Le consortium international des journalistes d’investigation (ICIJ), qui avait déjà révélé l’affaire des Panama Papers, a publié une nouvelle enquête ce dimanche 3 octobre: Pandora Papers

Pandora Papers: 35 anciens ou actuels chefs d’État accusés d'évasion fiscale

ICIJ

La très vaste enquête journalistique internationale des Pandora Papers démontre que de nombreuses personnalités fortunées, du monde politique, économique ou artistique, échappent toujours à l’impôt en ayant recours aux paradis fiscaux. Des milliers de milliards d’euros sont en question.

Plusieurs dirigeants, dont le Premier ministre tchèque, le roi de Jordanie ou les présidents du Kenya et d’Equateur ont dissimulé des avoirs dans dans des sociétés offshore, notamment à des fins d’évasion fiscale, apprend-t-on dans l’enquête.

L’enquête baptisée “Pandora Papers”, à laquelle ont collaboré environ 600 journalistes, s’appuie sur quelque 11,9 millions de documents, qui proviennent de 14 sociétés de services financiers, et a mis au jour plus de 29.000 sociétés offshores.

Selon ces documents, le roi Abdallah II de Jordanie a créé au moins une trentaine de sociétés offshore, c’est-à-dire dans des pays ou territoires à fiscalité avantageuse.

Par le biais de ces entités, il a acheté 14 propriétés de luxe aux Etats-Unis et au Royaume-Uni, pour plus de 106 millions de dollars.

Quant au Premier ministre tchèque, Andrej Babis, il a placé 22 millions de dollars dans des sociétés écran qui ont servi à financer l’achat du château Bigaud, une grande propriété située à Mougins, dans le sud de la France.

Le président équatorien, Guillermo Lasso, a lui logé des fonds dans deux trusts dont le siège se trouve aux Etats-Unis, dans le Dakota du Sud. L’ancien Premier ministre britannique Tony Blair est également cité dans l’enquête – pour avoir réalisé l’achat d’un bien immobilier à Londres par le biais d’une société à l’étranger – ainsi que l’ancien ministre français Dominique Strauss-Kahn.

Au total, des liens ont été établis par l’ICIJ entre des actifs offshore et 336 dirigeants et responsables politiques de premier plan, qui ont créé près de 1.000 sociétés, dont plus des deux tiers aux Iles Vierges britanniques.

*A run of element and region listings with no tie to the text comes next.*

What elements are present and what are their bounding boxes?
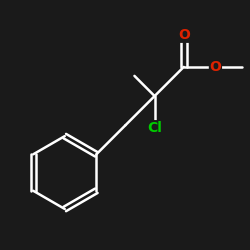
- Text: O: O: [178, 28, 190, 42]
- Text: O: O: [210, 60, 222, 74]
- Text: Cl: Cl: [147, 121, 162, 135]
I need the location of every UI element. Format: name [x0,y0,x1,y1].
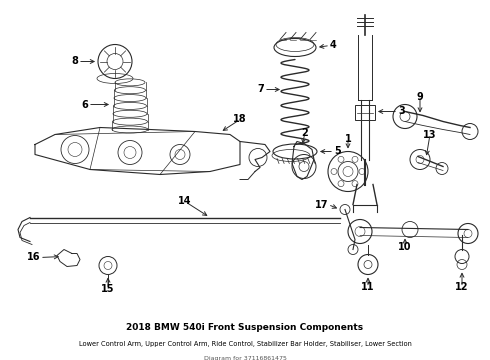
Text: 17: 17 [315,199,328,210]
Text: 14: 14 [178,197,192,207]
Text: 9: 9 [416,91,423,102]
Text: 8: 8 [71,57,78,67]
Text: 16: 16 [26,252,40,262]
Text: 5: 5 [334,147,341,157]
Text: 6: 6 [81,99,88,109]
Text: 2018 BMW 540i Front Suspension Components: 2018 BMW 540i Front Suspension Component… [126,323,364,332]
Text: 4: 4 [330,40,337,50]
Text: Diagram for 37116861475: Diagram for 37116861475 [203,356,287,360]
Text: 18: 18 [233,114,247,125]
Text: 2: 2 [302,127,308,138]
Text: Lower Control Arm, Upper Control Arm, Ride Control, Stabilizer Bar Holder, Stabi: Lower Control Arm, Upper Control Arm, Ri… [78,341,412,347]
Text: 12: 12 [455,283,469,292]
Text: 11: 11 [361,283,375,292]
Text: 7: 7 [257,85,264,94]
Text: 3: 3 [398,107,405,117]
Text: 13: 13 [423,130,437,139]
Text: 10: 10 [398,243,412,252]
Text: 1: 1 [344,135,351,144]
Text: 15: 15 [101,284,115,294]
Bar [355,104,375,120]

Si ce système prospère, c’est parce que certaines institutions jouent un rôle de facilitateur, qu’il s’agisse de banques, de cabinets d’avocats ou de comptables aux États-Unis comme en Europe. Un document issu des Pandora Papers révèle notamment que grâce à un seul cabinet d’avocats panaméen dirigé par un ancien ambassadeur panaméen aux États-Unis, des banques situées à différents endroits du globe ont créé au moins 3 926 sociétés offshore. Connu sous le nom d’Alcogal, ce cabinet possède des bureaux dans une douzaine de pays. Selon les documents révélés par l’ICIJ et ses partenaires, il a créé au moins 312 sociétés dans les seules îles Vierges britanniques, à la demande du géant américain de la banque Morgan Stanley.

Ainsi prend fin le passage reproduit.